The Surge: A Military History
- Author: Kimberly Kagan
- Language: English
- Subject: Iraq War troop surge of 2007
- Genre: Nonfiction: Military history
- Publisher: Encounter Books
- Publication date: October 2008
- Publication place: United States
- Media type: Hardcover
- Pages: 282
- ISBN: 978-1-59403-249-3
- OCLC: 227030629
- Dewey Decimal: 956.7044/342 22
- LC Class: DS79.76 .K33 2009

= The Surge: A Military History =

The Surge: A Military History is a military history by Kimberly Kagan about the Iraq War troop surge of 2007. The book describes events in Iraq starting from late 2006, before the surge, to early 2008, focusing on the details of military operations on a week by week basis. It was described as "indispensable guide" to the understanding of American military successes in Iraq by Senator John McCain.

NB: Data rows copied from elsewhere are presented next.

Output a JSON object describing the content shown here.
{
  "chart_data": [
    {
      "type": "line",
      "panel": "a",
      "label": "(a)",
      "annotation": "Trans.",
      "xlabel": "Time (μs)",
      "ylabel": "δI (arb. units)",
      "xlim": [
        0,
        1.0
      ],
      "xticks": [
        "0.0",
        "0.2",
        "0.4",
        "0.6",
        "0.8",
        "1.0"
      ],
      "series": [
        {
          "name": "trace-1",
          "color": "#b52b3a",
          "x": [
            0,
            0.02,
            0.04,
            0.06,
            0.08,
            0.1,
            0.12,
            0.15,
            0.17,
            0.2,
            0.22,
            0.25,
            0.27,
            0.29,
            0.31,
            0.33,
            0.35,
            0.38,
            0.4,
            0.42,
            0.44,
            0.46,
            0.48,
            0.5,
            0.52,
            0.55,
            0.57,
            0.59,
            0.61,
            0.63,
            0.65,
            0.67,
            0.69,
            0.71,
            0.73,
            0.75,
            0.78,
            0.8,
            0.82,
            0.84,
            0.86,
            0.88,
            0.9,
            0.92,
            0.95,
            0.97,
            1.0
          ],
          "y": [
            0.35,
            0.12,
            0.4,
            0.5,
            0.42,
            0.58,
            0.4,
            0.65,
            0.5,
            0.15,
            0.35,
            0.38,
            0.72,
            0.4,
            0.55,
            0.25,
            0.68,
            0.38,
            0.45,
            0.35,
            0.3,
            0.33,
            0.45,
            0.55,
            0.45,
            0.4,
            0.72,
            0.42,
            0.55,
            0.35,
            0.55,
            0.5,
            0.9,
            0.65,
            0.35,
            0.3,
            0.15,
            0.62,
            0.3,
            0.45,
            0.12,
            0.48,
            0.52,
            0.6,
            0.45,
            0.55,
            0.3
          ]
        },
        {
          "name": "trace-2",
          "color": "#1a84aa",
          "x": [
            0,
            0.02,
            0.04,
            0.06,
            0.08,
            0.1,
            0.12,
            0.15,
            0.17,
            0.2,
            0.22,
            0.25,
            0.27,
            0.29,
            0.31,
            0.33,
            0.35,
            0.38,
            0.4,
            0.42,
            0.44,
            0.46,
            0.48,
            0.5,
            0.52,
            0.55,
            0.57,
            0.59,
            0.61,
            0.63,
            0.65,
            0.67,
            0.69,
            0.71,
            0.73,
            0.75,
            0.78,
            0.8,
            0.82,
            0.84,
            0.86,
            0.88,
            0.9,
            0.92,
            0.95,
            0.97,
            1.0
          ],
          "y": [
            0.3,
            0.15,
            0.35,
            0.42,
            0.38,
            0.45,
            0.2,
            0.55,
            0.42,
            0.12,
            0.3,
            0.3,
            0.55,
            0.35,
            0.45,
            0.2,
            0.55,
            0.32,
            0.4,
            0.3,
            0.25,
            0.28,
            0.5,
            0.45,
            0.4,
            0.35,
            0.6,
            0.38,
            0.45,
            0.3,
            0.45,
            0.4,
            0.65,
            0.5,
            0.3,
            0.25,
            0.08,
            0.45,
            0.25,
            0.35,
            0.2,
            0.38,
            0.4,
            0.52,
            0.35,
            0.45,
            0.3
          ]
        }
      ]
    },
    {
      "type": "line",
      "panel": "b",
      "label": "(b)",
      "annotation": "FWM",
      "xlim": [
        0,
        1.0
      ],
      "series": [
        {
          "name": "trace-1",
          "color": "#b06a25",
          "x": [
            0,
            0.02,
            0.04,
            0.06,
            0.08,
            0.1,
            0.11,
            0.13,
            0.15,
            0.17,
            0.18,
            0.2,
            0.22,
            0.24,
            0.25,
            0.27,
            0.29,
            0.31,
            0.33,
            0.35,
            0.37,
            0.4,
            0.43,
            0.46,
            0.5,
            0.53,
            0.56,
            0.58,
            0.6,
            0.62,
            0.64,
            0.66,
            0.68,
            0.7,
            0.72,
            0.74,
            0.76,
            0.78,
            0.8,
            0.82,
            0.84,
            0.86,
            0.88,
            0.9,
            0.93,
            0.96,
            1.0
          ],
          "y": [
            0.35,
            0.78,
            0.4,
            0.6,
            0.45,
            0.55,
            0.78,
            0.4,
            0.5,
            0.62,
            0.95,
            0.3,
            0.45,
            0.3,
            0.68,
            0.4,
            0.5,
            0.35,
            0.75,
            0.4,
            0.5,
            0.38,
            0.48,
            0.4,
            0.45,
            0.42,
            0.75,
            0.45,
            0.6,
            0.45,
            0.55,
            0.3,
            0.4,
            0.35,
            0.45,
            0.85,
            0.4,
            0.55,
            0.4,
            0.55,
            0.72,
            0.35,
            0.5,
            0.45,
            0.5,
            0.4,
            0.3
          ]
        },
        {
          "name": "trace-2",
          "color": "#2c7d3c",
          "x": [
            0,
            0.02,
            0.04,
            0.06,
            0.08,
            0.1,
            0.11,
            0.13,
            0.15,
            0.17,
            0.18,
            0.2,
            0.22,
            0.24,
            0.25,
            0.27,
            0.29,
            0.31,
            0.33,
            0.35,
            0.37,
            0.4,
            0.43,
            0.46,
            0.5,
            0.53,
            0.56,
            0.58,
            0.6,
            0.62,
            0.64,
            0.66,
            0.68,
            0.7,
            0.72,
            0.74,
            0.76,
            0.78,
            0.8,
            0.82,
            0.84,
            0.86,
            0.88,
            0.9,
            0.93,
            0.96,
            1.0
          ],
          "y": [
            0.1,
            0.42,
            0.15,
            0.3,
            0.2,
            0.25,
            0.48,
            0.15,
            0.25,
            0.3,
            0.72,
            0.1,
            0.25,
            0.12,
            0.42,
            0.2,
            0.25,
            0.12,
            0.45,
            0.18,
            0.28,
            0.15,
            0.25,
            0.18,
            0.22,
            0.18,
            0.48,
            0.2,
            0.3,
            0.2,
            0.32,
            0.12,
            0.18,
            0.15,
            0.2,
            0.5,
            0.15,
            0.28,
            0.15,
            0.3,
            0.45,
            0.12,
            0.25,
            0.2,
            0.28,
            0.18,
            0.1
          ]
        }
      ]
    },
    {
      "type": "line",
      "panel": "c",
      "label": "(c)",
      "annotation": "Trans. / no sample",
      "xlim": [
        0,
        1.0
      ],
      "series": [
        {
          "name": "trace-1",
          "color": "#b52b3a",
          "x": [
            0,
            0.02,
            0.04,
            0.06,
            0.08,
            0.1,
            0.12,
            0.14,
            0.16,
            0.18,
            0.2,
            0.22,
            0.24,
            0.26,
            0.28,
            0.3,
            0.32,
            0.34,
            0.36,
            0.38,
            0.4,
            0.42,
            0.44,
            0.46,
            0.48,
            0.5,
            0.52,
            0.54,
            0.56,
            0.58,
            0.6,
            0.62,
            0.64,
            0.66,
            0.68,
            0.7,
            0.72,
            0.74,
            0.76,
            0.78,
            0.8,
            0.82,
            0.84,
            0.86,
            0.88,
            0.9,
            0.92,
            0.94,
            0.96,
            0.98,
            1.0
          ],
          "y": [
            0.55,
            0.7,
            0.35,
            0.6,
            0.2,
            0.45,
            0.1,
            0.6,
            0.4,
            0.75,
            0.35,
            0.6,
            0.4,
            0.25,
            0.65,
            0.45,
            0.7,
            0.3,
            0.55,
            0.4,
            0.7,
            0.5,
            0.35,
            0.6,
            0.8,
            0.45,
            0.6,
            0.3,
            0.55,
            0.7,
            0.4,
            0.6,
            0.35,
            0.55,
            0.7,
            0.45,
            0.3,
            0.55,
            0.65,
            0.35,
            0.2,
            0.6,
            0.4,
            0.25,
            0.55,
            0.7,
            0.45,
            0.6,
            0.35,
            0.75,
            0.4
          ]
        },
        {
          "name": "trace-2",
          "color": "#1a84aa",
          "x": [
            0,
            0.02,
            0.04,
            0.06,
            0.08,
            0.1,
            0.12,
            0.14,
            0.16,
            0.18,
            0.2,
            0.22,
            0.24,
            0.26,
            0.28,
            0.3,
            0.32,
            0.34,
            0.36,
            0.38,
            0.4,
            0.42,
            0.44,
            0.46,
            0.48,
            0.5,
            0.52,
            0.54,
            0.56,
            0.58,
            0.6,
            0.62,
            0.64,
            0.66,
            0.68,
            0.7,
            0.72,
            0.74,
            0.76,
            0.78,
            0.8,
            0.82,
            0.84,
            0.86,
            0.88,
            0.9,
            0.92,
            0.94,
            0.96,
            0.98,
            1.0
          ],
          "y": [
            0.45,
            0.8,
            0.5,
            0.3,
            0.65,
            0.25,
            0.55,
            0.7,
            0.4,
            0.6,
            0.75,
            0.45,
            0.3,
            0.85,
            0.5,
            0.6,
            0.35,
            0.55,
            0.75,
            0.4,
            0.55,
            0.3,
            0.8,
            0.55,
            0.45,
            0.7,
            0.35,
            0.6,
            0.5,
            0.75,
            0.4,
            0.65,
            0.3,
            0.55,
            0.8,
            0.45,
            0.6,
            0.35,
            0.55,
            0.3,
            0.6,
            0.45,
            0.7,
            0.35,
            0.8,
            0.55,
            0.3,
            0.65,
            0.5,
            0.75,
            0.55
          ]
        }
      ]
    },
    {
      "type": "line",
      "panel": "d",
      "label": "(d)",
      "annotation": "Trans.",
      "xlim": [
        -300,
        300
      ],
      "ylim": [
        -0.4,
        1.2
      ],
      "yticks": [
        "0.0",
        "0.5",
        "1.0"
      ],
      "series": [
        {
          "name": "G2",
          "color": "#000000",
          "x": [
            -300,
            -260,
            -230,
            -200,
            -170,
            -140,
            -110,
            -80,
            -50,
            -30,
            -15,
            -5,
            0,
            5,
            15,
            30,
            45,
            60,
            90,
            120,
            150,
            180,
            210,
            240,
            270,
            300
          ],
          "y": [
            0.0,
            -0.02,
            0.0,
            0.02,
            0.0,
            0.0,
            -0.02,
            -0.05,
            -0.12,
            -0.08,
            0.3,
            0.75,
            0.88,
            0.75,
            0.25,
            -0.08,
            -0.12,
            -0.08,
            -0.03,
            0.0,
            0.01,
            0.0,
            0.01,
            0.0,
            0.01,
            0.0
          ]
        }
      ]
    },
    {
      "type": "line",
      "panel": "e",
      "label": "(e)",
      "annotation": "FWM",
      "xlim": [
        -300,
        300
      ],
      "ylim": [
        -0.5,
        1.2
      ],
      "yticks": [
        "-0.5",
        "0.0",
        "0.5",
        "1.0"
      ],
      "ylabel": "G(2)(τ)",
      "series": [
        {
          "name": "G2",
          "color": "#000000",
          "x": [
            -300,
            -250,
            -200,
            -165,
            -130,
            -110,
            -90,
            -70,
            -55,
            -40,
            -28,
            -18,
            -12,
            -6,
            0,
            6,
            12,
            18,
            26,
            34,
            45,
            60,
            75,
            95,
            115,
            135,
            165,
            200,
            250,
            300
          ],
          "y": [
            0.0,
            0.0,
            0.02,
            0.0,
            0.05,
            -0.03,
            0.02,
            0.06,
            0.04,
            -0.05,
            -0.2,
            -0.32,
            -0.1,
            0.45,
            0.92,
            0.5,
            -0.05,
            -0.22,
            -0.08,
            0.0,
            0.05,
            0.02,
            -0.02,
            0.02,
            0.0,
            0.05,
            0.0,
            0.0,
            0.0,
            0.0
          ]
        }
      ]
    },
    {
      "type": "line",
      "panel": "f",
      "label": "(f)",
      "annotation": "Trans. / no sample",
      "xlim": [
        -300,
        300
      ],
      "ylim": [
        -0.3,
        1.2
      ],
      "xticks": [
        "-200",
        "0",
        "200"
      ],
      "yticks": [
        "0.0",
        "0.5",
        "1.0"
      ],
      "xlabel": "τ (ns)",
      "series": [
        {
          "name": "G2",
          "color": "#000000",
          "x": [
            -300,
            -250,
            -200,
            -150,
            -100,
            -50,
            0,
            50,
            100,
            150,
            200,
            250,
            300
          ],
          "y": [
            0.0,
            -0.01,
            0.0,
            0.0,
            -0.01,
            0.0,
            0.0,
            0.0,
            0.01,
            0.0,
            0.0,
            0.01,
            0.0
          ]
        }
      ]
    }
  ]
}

The book focuses on "operational art" rather than grand strategy or the personal emotional experiences of combat. The book devotes separate chapters to operations in different areas, proceeding in an approximately chronological fashion, giving attention to operations conducted at the brigade and battalion level, as well as decisions undertaken at higher levels such as those by General Odierno in Operation Phantom Thunder.

Although the book was marred by stylistic and grammatical errors, it was considered by reviewers to be "essential reading" and a "valuable resource" for military professionals, although one reviewer warned that it was not for the casual reader. It was criticized for not giving attention to the role of new technologies in tracking operations as they unfolded.